Stir-Fried Rice Noodles
Embark on a culinary journey with this delightful stir-fried vegetable noodle dish. Packed with colorful vegetables, aromatic ginger garlic paste, and a flavorful sauce, these noodles are a perfect balance of textures and flavors.
- 100g rice noodles
- 1 tbsp ginger garlic paste
- 2 tbsp soy sauce
- 1 cup sliced onion and capsicum
- 1 tbsp Troovy tomato sauce
- 1 tbsp olive oil Salt and pepper to taste
- Sliced green onions,
- roasted sesame seeds
Step 1: Prepare the Ingredients
Boil the rice noodles according to the package instructions. Once cooked, drain and set aside. Slice the assorted vegetables, such as carrots, bell peppers, broccoli, and mushrooms. Chop the green onions for garnish.
Step 2: Heat the Oil and Add Ginger Garlic Paste
Heat the vegetable oil in a pan or wok over medium heat. Add the ginger garlic paste and stir-fry for a minute or until it becomes aromatic. This will release the flavors of the ginger and garlic into the oil.
Step 3: Stir-Fry the Vegetables and Noodles
Add the sliced vegetables to the pan or wok. Stir-fry the vegetables for a few minutes until they slightly soften. Add the boiled rice noodles to the pan or wok and continue stir-frying, tossing everything together, until the noodles are well-coated with the oil and the vegetables are evenly distributed.

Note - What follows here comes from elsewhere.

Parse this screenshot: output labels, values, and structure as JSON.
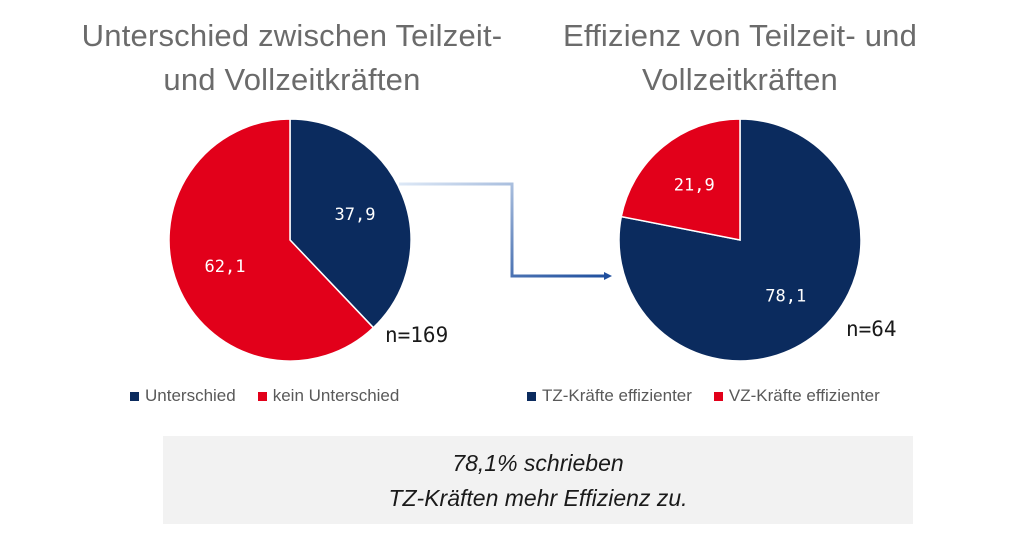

Step 4: Add Soy Sauce, Tomato Ketchup, and Water
Pour the soy sauce and Troovy Tomato ketchup over the stir-fried noodles and vegetables. Add 1-2 tablespoons of water to create a sauce-like consistency and to help coat the noodles and vegetables evenly. Mix everything well, ensuring that the sauce is distributed throughout and coats all the ingredients.
Garnish and transfer the stir-fried vegetable noodles to a serving dish and serve hot!!